Available Filesystems (RWTH High Performance Computing Linux)
Overview
The following table gives an overview of all file systems that each user has at their disposal:
File System | Type | Path | Limited Lifetime | Snapshots | Backup | Quota(type) | Quota (space) | Quota (#files) | Use cases | Comment |
---|---|---|---|---|---|---|---|---|---|---|
Description | Description | Description | Description | Description | Description | Description | ||||
$HOME | NFS/CIFS | /home/<username> | no | $HOME_SNAPSHOT | yes | tree | 150 GB | - | Source code, configuration files | |
$WORK | NFS/CIFS | /work/<username> | no | $WORK_SNAPSHOT | no | tree | 250 GB | - | Output files, working data | |
$HPCWORK | Lustre | /hpcwork/<username> | no | - | no | tree | 1 TB | 50.000 | IO intensive jobs, large files | Parallel high performance file system designed for high throughput when working with few large files. |
$TMP | Local (Ext4/XFS) | n.a. | yes | - | no | - | limited by the size of local disk | - | local scratch data | Local on each node. The space is shared by all processes(/jobs/users for non-exclusive case) of a batch job on the node. Limited space available - see size of local disks in Batch Systems (SLURM) and note that some 40GB per node is used by the operating system. |
$BEEOND | BeeGFS On Demand https://www.beegfs.io/wiki/BeeOND | n.a. | yes | - | no | - | limited by the sum of sizes of local disks, e.g.:
| - | IO intensive jobs, large amount of small files, any kind of scrath data | Local for the batch job, shared for all processes on each node belonging to the job. Limited space available - see size of local disks in Batch Systems (SLURM) and note that some 40GB per node is used by the operating system. |
"I cannot find my $WORK or $HPCWORK directory!"
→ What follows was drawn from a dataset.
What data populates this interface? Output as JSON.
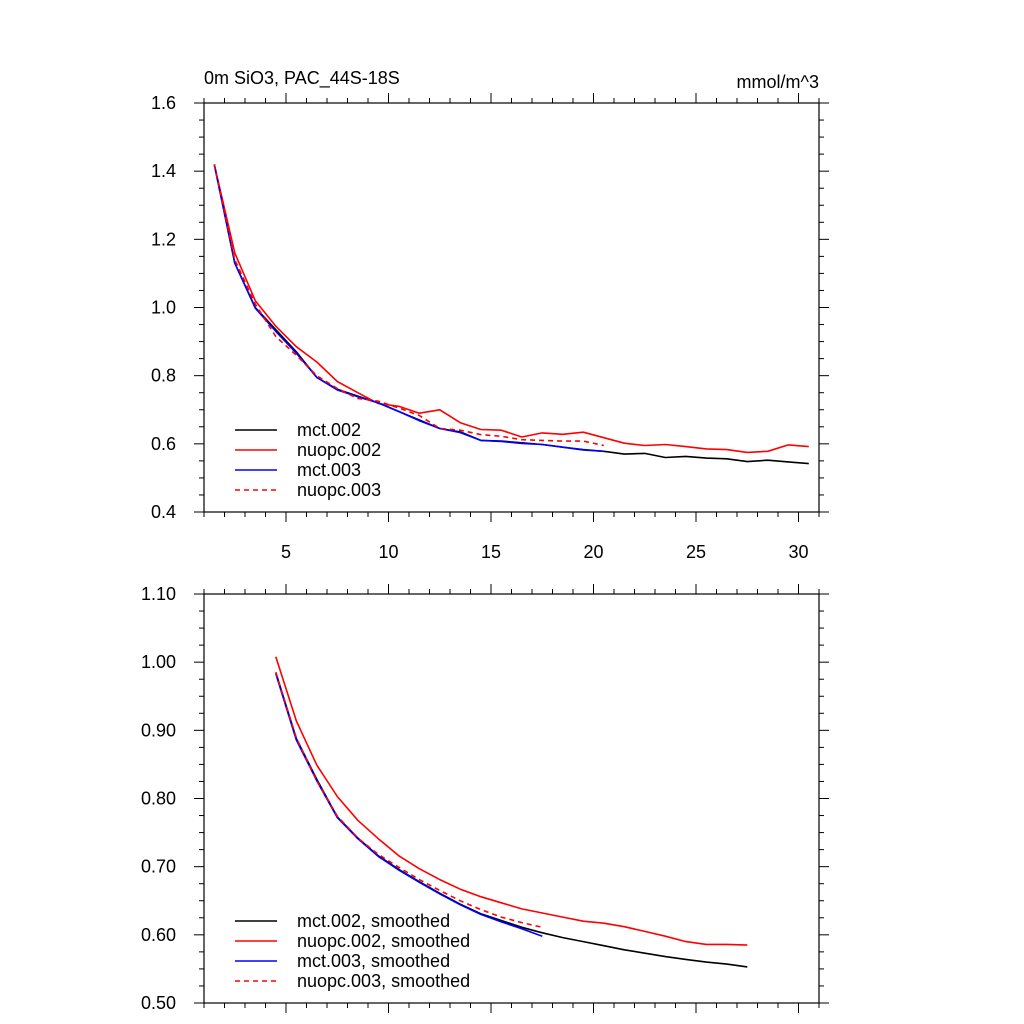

Each user file system is only mounted when a process actually accesses it. Therefore, you might not see a specific user directory in a listing of /home
, /work
or /hpcwork
(which can be confusing, especially if you are using a graphical file manager). This does not mean that a user directory does not exist, but that you might have to type the path to a user directory explicitly to actually get there. Any action that causes an access to your directory will mount it and thereby make it visible. This can be done by changing into the directory in a terminal or typing the full path of your directory in the address bar of your file manager.
We currently remove outdated files in $TMP
only. The $TMP
and $BEEOND
directories belonging to a batch job are removed immediately after the job ends. The lifetime policies regarding $WORK
and $HPCWORK
are subject to change however, i.e. we may decide to clean up outdated files in these areas, too, if space starts to get short.
We make a backup of $HOME
on a daily basis. For all other areas no backup is being made.
Exclusion list
The following files and directories are currently excluded from the tape backup:
- Complete sub-directories:
.NOBACKUP
~/.cache
~/.comsol/*/configuration
~/.Trash*
~/.local/share/Trash*
- File patterns:
core.*.rz.RWTH-Aachen.DE.[1-9]*.[1-9]*
core.*.hpc.itc.rwth-aachen.de.[1-9]*.[1-9]*
Snapshots reflect the state of a file system at previous points in time. By changing to a snapshot directory, e.g. $HOME_SNAPSHOT
or $WORK_SNAPSHOT
, you can access previous versions of your files. The files within the snapshots are read-only, they can not be altered or deleted. Please note that the snapshots creation policy is subject to change. If space gets short, we may decide to create less snapshots, delete existing snapshots or omit them completely.
Please Note: Snapshots are not an alternative to a tape backup. If a file system gets damaged, all snapshots are lost, too. This means that you should not store files in $WORK
, $HPCWORK
or even $TMP
that you cannot reproduce with little effort.